Open Source Cloudless AI
I wanted a local workstation powerful enough to run the largest available AI models on consumer hardware. No proprietary cloud services. No external APIs. Fully autonomous agents for email, calendar, spreadsheets, Telegram, and more. All open source, all local, full privacy and control.
The exact build
- GPU: NVIDIA GeForce RTX 5090 with 32 GB VRAM, about $3,000. I picked it so I can run large models in GPU memory without compromises.
- CPU: AMD Ryzen 9 9950X3D, about $700. Great multicore and cache for data loaders and local services.
- Motherboard: ASUS ROG Strix X870E-E Gaming WiFi, about $450. Stable, PCIe 5.0, strong power delivery, wide connectivity.
- Cooling: NZXT Kraken Elite 360, about $330, in a Thermaltake Core P3 TG Pro open frame case, about $180. Keeps temps under control and looks clean.
- Power supply: ASUS ROG Strix 1000W Platinum ATX 3.1, about $270. Quiet and reliable.
- Storage: WD Black SN850X NVMe SSD 8 TB Gen4, rated to about 7,300 MB per second, about $750. Fast loads and lots of room for datasets and models.
- RAM: Corsair Vengeance DDR5 64 GB 6000 MT/s, about $250. Enough for parallel jobs and big context runs.
- Monitor: PRISM+ 49AL 240Hz, about $1,500, for the resolution (5210 x 1440), ClearMR 13000/HDR400, and 240Hz/0.03ms response time.
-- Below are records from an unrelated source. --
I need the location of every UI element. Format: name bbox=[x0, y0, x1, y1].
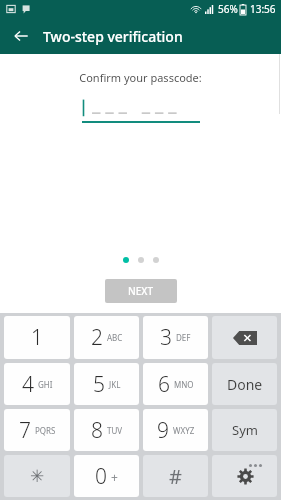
staticText: JKL bbox=[109, 379, 121, 390]
staticText: GHI bbox=[38, 379, 53, 390]
staticText: 7 bbox=[19, 416, 31, 445]
staticText: DEF bbox=[176, 332, 191, 343]
staticText: 4 bbox=[22, 370, 34, 399]
button[interactable]: Asterisk bbox=[4, 455, 70, 497]
staticText: Two-step verification bbox=[43, 27, 183, 46]
button[interactable]: 6 bbox=[143, 363, 208, 405]
button[interactable]: Backspace bbox=[212, 316, 277, 359]
staticText: 2 bbox=[91, 323, 103, 352]
staticText: PQRS bbox=[35, 425, 56, 436]
staticText: 0 bbox=[95, 462, 107, 491]
button[interactable]: Back bbox=[8, 23, 34, 49]
button[interactable]: 9 bbox=[143, 409, 208, 451]
button[interactable]: 4 bbox=[4, 363, 70, 405]
button[interactable]: 8 bbox=[74, 409, 139, 451]
button[interactable]: 3 bbox=[143, 316, 208, 359]
staticText: WXYZ bbox=[173, 425, 195, 436]
staticText: ✳ bbox=[30, 466, 45, 486]
button[interactable]: Done bbox=[212, 363, 277, 405]
button[interactable]: 1 bbox=[4, 316, 70, 359]
button[interactable]: 2 bbox=[74, 316, 139, 359]
staticText: # bbox=[169, 463, 182, 490]
staticText: 5 bbox=[93, 370, 105, 399]
staticText: Sym bbox=[232, 421, 258, 439]
staticText: 1 bbox=[31, 323, 43, 352]
button[interactable]: Hash bbox=[143, 455, 208, 497]
staticText: Done bbox=[227, 375, 263, 394]
staticText: 6 bbox=[158, 370, 170, 399]
staticText: MNO bbox=[174, 379, 194, 390]
button[interactable]: Sym bbox=[212, 409, 277, 451]
button[interactable]: 5 bbox=[74, 363, 139, 405]
staticText: 8 bbox=[91, 416, 103, 445]
staticText: TUV bbox=[107, 425, 123, 436]
staticText: 3 bbox=[160, 323, 172, 352]
staticText: 56% bbox=[218, 2, 238, 16]
staticText: + bbox=[111, 469, 118, 485]
button[interactable]: 0 bbox=[74, 455, 139, 497]
button[interactable]: Keyboard settings bbox=[212, 455, 277, 497]
staticText: Confirm your passcode: bbox=[79, 70, 202, 85]
staticText: ABC bbox=[107, 332, 123, 343]
button[interactable]: NEXT bbox=[105, 279, 177, 303]
button[interactable]: 7 bbox=[4, 409, 70, 451]
staticText: 13:56 bbox=[250, 2, 276, 16]
staticText: 9 bbox=[157, 416, 169, 445]
staticText: NEXT bbox=[128, 284, 154, 298]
Total cost: about $7,000 USD (ignoring the value of my time to assemble it).
Installing and configuring everything
I first installed Ubuntu 25.04 Plucky Puffin. The NVIDIA 5090 driver install was fine. The problem was CUDA on Ubuntu 25 and getting different libraries to actually use it. Package compatibility was not there yet for the stack I needed, so I reinstalled with Ubuntu 24.04 LTS Noble Numbat, which worked better.
I installed Ollama to run local models and added FaceFusion along with a few other tools. With this, large models can live fully in GPU memory.
The cooler LED problem
My Kraken screen was upside down in the open frame. On Linux, liquidctl could read but not write orientation for this device. On Windows, I used NZXT CAM to flip the display.
The Windows detour and WSL
I installed Windows 11 and then the GeForce Game Ready driver. RTX 5090 owners can also see the launch driver note here: Game Ready for RTX 5090 and 5080. For Linux tools inside Windows I enabled Windows Subsystem for Linux and installed Ubuntu on WSL2. This gives me most of what I want from both worlds.
After the Windows install, the Ubuntu partition stopped booting. Fixing GRUB was not worth the time, so I kept Windows for device control and WSL for my Linux workflow.
What I liked on Windows
- For easy window layouts I use PowerToys FancyZones. If I just want the built in snap layouts, see Snap your windows.
- There is a paste manager built in. It is called Clipboard history. Press Windows and V to enable it.
- Driver and system updates are simple through Windows Update.
What I removed or disabled
- Widgets and news. Start with Customize the taskbar.
- Copilot prompts. For policy level control see Manage Copilot in Windows. For simple hiding, the taskbar toggle also works.
- Location prompts. See Windows location service and privacy.
- Edge nags. If you want policy control, see Microsoft Edge policy reference.
Where this leaves me
I wish I could run a 5090 as an external GPU on a Mac. Apple documents eGPU support only for Intel Macs with Thunderbolt 3. Apple Silicon does not support eGPU. See Use an external graphics processor with your Mac.
For now my setup is simple. Windows for device control and drivers. WSL with Ubuntu for the tools and scripts I like. CUDA and the NVIDIA driver stack are the core of the local AI workflow. Keep the matrix handy here: CUDA on Linux Guide.
Next steps
Over the coming days I will build a Model Context Protocol (MCP) layer that can send emails through Gmail, run agents on a daily schedule, update Google Sheets, and handle other basic workflows. The goal is to keep everything running only on free and open source software, using Ollama as the orchestration layer.